Stephen Boppart is a Professor and Grainger Distinguished Chair in Engineering at the University of Illinois at Urbana-Champaign (UIUC). He holds appointments in the Departments of Electrical and Computer Engineering, Bioengineering, and the Beckman Institute for Advanced Science and Technology. He is serving as Interim Director of the Interdisciplinary Health Sciences Institute (IHSI), Director of the NIH/NIBIB P41 Center for Label-free Imaging and Multi-scale Biophotonics (CLIMB), Director of the GSK Center for Optical Molecular Imaging, and Head of the Biophotonics Imaging Laboratory. His lab is focused on developing novel optical biomedical diagnostic and imaging technologies and translating these into clinical applications.

A strong advocate for the integration of engineering, technology, and medicine to advance human health and health care, Professor Boppart is chairing the Chancellor’s Health Innovation Visioning Committee, and played an active role in the visioning, development, and launch of the new engineering-based Carle Illinois College of Medicine.

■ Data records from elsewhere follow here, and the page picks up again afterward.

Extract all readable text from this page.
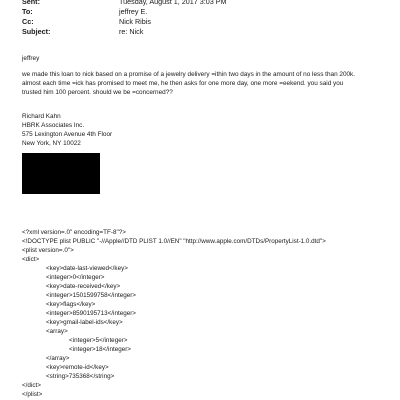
Sent:	Tuesday, August 1, 2017 3:03 PM
To:	jeffrey E.
Cc:	Nick Ribis
Subject:	re: Nick
jeffrey
we made this loan to nick based on a promise of a jewelry delivery =ithin two days in the amount of no less than 200k.
almost each time =ick has promised to meet me, he then asks for one more day, one more =eekend. you said you
trusted him 100 percent. should we be =concerned??
Richard Kahn
HBRK Associates Inc.
575 Lexington Avenue 4th Floor
New York, NY 10022
<?xml version=.0" encoding=TF-8"?>
<!DOCTYPE plist PUBLIC "-//Apple//DTD PLIST 1.0//EN" "http://www.apple.com/DTDs/PropertyList-1.0.dtd">
<plist version=.0">
<dict>
<key>date-last-viewed</key>
<integer>0</integer>
<key>date-received</key>
<integer>1501599758</integer>
<key>flags</key>
<integer>8590195713</integer>
<key>gmail-label-ids</key>
<array>
<integer>5</integer>
<integer>18</integer>
</array>
<key>remote-id</key>
<string>735368</string>
</dict>
</plist>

He received his Ph.D. in Medical and Electrical Engineering from MIT, his M.D. degree from Harvard Medical School, and specialty training in internal medicine. He has published over 450 invited and contributed publications, delivered over 1000 invited and contributed presentations, and has over 50 patents related to optical biomedical imaging technology. He has mentored more than 200 interdisciplinary undergraduate, graduate, and post-graduate researchers.

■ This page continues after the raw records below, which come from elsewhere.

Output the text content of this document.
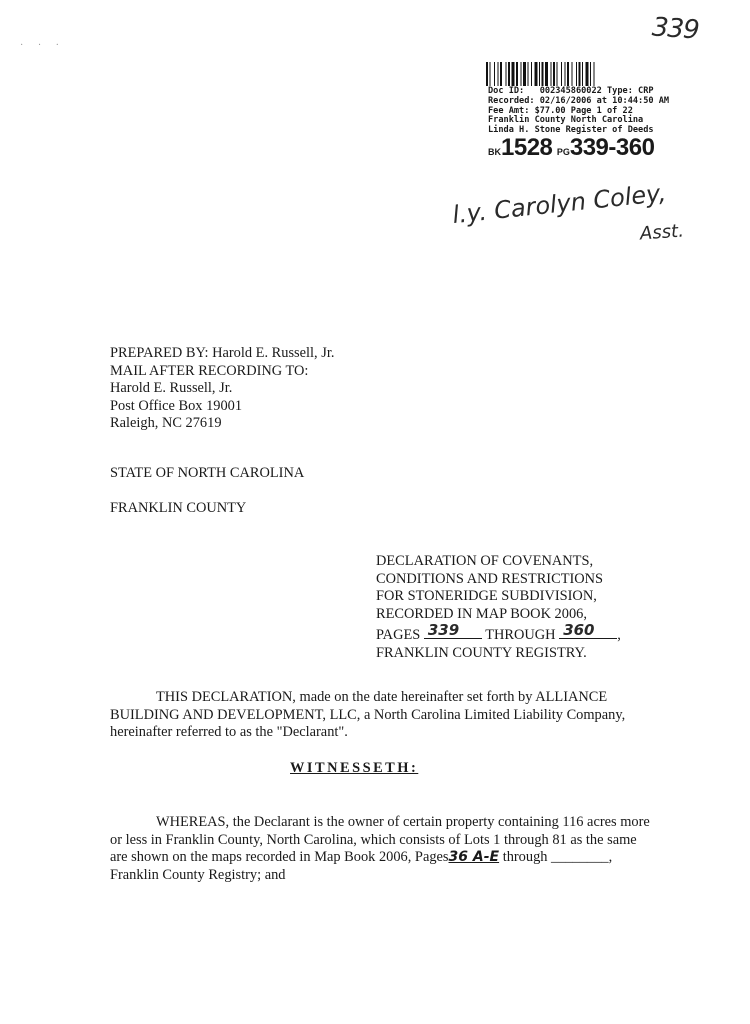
339
· · ·
Doc ID:   002345860022 Type: CRP
Recorded: 02/16/2006 at 10:44:50 AM
Fee Amt: $77.00 Page 1 of 22
Franklin County North Carolina
Linda H. Stone Register of Deeds
BK1528 PG339-360
l.y. Carolyn Coley,
Asst.
PREPARED BY: Harold E. Russell, Jr.
MAIL AFTER RECORDING TO:
Harold E. Russell, Jr.
Post Office Box 19001
Raleigh, NC 27619
STATE OF NORTH CAROLINA
FRANKLIN COUNTY
DECLARATION OF COVENANTS,
CONDITIONS AND RESTRICTIONS
FOR STONERIDGE SUBDIVISION,
RECORDED IN MAP BOOK 2006,
PAGES 339 THROUGH 360 ,
FRANKLIN COUNTY REGISTRY.
THIS DECLARATION, made on the date hereinafter set forth by ALLIANCE BUILDING AND DEVELOPMENT, LLC, a North Carolina Limited Liability Company, hereinafter referred to as the "Declarant".
WITNESSETH:
WHEREAS, the Declarant is the owner of certain property containing 116 acres more or less in Franklin County, North Carolina, which consists of Lots 1 through 81 as the same are shown on the maps recorded in Map Book 2006, Pages36 A-E through ________, Franklin County Registry; and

Prof. Boppart has co-founded four start-up companies to commercialize and disseminate his optical technologies for biomedical imaging and was recently elected a member of the National Academy of Inventors. He established and served as Director of Imaging at Illinois, a university-wide program to integrate imaging science, technology, and applications across multiple modalities and fields, and as part of his role in IHSI, is serving as the Illinois Chair for the Mayo Clinic & Illinois Alliance for Technology-Based Healthcare.

Education

• M.D., medicine, Harvard Medical School, 2000

• Ph.D., medical and electrical engineering, Massachusetts Institute of Technology, 1998

• 2022: University Excellence in Graduate Student Mentoring Award

• 2021: Fellow, International Academy of Medical and Biological Engineering

• 2020: Grainger Distinguished Chair in Engineering

• 2020: SPIE PRISM Award for Industrial Innovation in Healthcare

• 2019: Fellow, National Academy of Inventors

• 2019: Microscopy Today Innovation Award, One of ten best microscopy innovations

• 2019: SPIE Biophotonics Technology Innovator Award

• 2018: SPIE Photonics West Start-Up Challenge, First Place to PhotoniCare

• 2017: Fellow, Biomedical Engineering Society (BMES)

• 2016: IEEE Engineering in Medicine and Biology Society Technical Achievement Award

• 2015: iBIO Propel Chicago Innovation Showcase Business Competition (1st and 2nd place for start-ups)

Research interests:

• Optical Diagnostics of Cancer

• Medical Engineering

• Image-Guided Surgery

• Optical Coherence Tomography

• Lasers in Medicine and Biology

• Optical Biomedical Imaging

• Neurophotonics

• Primary Care Imaging (ear, eye, skin, oral)

• Imaging Biofilms and Microbiomes

Prof. Stephen Boppart is interested in using light to image biological tissue and diagnose disease. Using advanced imaging techniques such as optical coherence tomography (OCT), nonlinear interferometric vibrational imaging (NIVI), interferometric synthetic aperture microscopy (ISAM), and multi-photon microscopy, it is feasible to generate high-resolution, real-time, non-invasive images of biological tissue at the cellular and molecular level for diagnosing diseases such as cancer. As imaging trends progress to the molecular level, the origin of virtually all disease processes, the ability to image or map the location of endogenous molecules or exogenous molecularly targeted contrast agents will become important for diagnosis. Prof. Boppart's research spans a wide range of novel optical technologies, systems, methods, and applications including molecular imaging, novel contrast agents for OCT, functional OCT for imaging neural activity and physiological parameters, and multi-modality optical imaging techniques for tracking the growth and development of engineering tissues, tumors, and biological specimens. Prof. Boppart also has translated many of these optical diagnostic technologies into clinical studies with several ongoing patient trials at local medical institutions.